Augustus Allen Hayes was born on February 28, 1806 in Windsor, Vermont, United States. He was the son of Thomas Allen and Sophia (West) Hayes.
Hayes attended the military academy at Norwich, Vermont, where he graduated in 1823.
Immediately afterward he began to study chemistry in the medical school at Dartmouth College under James Freeman Dana. Here he started a laborious investigation of the proximate constituents of American medicinal plants, and in 1825 published, among other results, an account of the isolation of an alkaloidal compound which he called sanguinaria. It attracted attention more from the brilliant colors of its derivatives than from its medicinal properties. For the next two years, 1826-1828, he investigated certain compounds of chromium, and the paper containing his results was commended by the eminent Swedish chemist Berzelius.
In 1828 Hayes moved to Boston, Massachussets, and devoted the rest of his life to chemical research in that city or its vicinity. He became successively the director of a large plant in Roxbury, Massachussets, which manufactured colors and other chemicals, the consulting chemist of several of the most important dyeing, bleaching, gas-making, and smelting establishments in New England, and the assayer of the state of Massachusetts. He discovered a process for making chloroform by alcohol and chlorin, but this process was not utilized to any extent.
On the other hand, the methods he devised for shortening the time needed in smelting iron and refining copper were widely used. The oxidÏs of iron were added to the mixture in the puddling furnace and a better quality of malleable iron was obtained. Scales of copper oxide, added at the proper point, made the operation of refining more certain.

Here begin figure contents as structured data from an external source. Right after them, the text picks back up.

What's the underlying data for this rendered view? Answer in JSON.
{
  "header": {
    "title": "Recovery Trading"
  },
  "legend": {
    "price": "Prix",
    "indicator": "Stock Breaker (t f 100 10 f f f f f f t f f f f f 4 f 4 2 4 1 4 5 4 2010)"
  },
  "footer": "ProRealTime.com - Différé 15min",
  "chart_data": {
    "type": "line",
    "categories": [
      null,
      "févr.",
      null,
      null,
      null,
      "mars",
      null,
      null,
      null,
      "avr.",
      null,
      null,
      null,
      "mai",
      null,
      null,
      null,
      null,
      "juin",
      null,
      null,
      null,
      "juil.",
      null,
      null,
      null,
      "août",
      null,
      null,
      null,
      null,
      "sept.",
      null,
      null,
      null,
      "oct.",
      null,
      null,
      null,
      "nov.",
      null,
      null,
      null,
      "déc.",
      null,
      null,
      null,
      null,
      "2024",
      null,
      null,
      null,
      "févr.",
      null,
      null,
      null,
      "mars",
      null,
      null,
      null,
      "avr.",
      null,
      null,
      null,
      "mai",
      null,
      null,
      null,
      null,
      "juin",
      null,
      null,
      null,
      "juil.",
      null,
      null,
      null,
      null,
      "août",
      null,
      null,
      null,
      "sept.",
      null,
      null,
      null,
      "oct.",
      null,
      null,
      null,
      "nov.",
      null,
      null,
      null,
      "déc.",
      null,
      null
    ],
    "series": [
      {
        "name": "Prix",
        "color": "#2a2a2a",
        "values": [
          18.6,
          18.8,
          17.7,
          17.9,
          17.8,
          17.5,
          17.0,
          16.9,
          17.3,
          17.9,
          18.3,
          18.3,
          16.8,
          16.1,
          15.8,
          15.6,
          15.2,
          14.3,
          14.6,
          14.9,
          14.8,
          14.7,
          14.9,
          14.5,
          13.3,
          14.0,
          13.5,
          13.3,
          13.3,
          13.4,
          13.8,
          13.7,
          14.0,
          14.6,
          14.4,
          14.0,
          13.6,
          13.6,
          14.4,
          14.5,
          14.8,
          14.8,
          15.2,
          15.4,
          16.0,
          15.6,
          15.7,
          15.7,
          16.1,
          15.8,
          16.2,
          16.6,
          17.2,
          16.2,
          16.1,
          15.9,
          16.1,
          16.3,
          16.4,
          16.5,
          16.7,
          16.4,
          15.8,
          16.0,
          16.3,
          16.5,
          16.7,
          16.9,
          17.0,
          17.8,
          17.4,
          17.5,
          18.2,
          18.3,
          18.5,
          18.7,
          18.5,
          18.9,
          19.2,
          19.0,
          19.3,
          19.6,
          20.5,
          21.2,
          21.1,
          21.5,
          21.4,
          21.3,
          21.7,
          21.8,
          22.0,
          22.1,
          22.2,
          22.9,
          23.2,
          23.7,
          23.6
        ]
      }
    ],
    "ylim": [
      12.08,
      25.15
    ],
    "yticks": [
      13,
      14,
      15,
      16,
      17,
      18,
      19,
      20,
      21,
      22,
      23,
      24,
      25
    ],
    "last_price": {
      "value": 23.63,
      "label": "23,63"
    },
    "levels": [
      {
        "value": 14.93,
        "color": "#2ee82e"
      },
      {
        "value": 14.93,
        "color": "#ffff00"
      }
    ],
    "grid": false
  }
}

He investigated the formation of guano and studied the composition and specific differences of numerous varieties of this fertilizer.

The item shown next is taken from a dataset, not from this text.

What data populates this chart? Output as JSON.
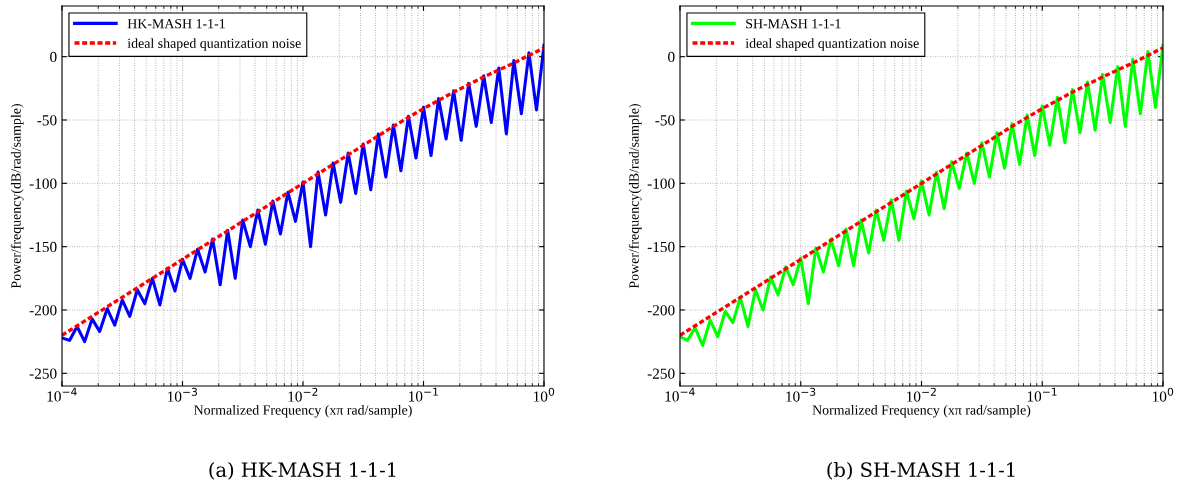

In 1837 he started an intensive investigation of methods of economizing fuel in generating steam, and his results soon led to fundamental improvements in the construction of furnaces and the arrangement of steam boilers. While acting under a commission from the United States Navy Department, his investigations on the use of copper and copper sheathing in the construction of national vessels led to an extended study of the composition of sea water and its action below the surface and at the mouths of rivers.
In 1859-1860 Hayes conducted an investigation of the water supply of Charlestown, Massachussets, and devised and used a simple electrical method of detecting the limits of slight impurities in drinking water. He proved that a copper strip or wire, if placed vertically into two layers of water, slightly different in composition, would exhibit electrolytic action. By applying this method, he showed that a sulfur compound, when decomposed, could be detected by the formation of black copper sulfide, and the limits of the compound could be read on the strip.

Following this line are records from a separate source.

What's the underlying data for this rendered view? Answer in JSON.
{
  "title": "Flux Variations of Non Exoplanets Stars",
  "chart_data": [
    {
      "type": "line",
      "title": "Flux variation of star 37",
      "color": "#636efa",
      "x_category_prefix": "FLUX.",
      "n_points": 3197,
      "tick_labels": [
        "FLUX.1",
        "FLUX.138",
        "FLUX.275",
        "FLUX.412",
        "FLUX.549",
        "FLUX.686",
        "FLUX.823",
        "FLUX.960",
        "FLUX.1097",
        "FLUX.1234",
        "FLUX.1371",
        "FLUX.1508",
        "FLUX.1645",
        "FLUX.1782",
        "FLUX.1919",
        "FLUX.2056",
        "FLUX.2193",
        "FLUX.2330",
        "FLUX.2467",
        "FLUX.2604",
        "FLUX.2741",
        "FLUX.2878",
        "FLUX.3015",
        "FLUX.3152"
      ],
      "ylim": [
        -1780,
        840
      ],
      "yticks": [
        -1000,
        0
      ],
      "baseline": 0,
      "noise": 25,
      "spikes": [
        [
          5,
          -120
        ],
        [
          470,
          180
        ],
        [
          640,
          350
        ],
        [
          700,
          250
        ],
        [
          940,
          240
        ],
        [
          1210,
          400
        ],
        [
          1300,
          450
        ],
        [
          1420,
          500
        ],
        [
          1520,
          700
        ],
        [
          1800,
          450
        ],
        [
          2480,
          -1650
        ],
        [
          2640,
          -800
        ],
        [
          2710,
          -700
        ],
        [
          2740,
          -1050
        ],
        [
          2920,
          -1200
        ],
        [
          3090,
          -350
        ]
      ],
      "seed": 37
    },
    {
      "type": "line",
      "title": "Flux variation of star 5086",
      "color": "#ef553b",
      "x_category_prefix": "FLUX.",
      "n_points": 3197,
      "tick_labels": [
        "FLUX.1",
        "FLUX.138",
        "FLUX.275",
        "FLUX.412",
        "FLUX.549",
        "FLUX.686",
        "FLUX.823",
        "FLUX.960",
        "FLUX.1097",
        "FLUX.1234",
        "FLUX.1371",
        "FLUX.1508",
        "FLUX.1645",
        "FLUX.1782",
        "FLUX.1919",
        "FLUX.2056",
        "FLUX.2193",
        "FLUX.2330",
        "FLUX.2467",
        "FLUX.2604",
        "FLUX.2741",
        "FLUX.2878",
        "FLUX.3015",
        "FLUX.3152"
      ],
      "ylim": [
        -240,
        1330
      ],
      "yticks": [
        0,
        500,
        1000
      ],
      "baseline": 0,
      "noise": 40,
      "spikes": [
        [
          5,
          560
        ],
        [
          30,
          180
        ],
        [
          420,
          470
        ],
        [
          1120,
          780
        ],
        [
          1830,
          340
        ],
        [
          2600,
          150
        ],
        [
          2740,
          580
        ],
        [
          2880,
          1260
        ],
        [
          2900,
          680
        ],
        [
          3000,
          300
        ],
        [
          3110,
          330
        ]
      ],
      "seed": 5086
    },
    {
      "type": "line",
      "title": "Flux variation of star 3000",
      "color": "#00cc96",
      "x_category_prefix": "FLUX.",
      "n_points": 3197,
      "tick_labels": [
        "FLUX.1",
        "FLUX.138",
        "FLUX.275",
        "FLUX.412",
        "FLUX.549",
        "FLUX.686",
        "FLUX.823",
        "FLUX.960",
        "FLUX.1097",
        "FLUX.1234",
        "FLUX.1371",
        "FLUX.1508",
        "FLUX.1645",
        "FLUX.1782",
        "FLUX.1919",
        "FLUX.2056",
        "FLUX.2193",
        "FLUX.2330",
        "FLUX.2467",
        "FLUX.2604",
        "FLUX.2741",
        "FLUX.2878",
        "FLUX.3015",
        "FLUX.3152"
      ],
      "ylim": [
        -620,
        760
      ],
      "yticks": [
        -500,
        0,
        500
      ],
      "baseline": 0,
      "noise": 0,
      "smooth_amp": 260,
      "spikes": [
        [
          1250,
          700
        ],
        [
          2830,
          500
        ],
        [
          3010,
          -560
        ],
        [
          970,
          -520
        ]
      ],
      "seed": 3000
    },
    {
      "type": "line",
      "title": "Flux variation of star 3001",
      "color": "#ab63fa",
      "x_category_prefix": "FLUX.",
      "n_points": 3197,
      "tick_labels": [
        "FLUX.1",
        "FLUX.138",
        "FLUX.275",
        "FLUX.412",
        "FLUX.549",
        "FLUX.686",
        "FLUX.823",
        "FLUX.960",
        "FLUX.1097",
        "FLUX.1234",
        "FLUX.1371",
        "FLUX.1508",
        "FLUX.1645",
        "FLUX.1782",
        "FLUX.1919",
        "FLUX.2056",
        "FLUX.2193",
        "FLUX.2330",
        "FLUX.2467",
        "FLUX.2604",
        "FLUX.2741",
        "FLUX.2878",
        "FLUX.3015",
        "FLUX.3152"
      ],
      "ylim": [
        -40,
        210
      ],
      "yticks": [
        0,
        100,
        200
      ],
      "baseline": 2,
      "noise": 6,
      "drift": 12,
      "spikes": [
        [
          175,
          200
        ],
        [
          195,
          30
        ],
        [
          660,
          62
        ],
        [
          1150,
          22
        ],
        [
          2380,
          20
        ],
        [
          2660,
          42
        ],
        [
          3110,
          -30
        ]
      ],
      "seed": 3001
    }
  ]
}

At the beginning of the Civil War he pointed out the uncertainty of the foreign, as well as domestic, supply of saltpeter needed for gunpowder, and the urgent necessity for increasing domestic production. Through his researches an excellent quality of potassium nitrate was manufactured for the Navy Department from sodium nitrate and potassium hydroxide.
His scientific papers, which numbered about sixty, covered a wide range, and were published for the most part in the Proceedings of the Academy and the American Journal of Science.
The last thirteen years of his life were hampered by invalidism, which was borne with the same cheerfulness and fortitude that characterized his active life. He died on June 21, 1882.
Augustus Allen Hayes is remembered as a prominent chemist and scientist, whose opinions as a consulting chemist were highly valued. His work led to fundamental improvements in the construction of furnaces and the arrangement of steam boilers. He received the honorary degree of Doctor of medicine from Dartmouth College in 1846.
Hayes was a member of the American Academy of Arts and Sciences and other learned societies.
July 13, 1836, Hayes married Henrietta Bridge Dana, the daughter of Reverend Samuel Dana of Marblehead.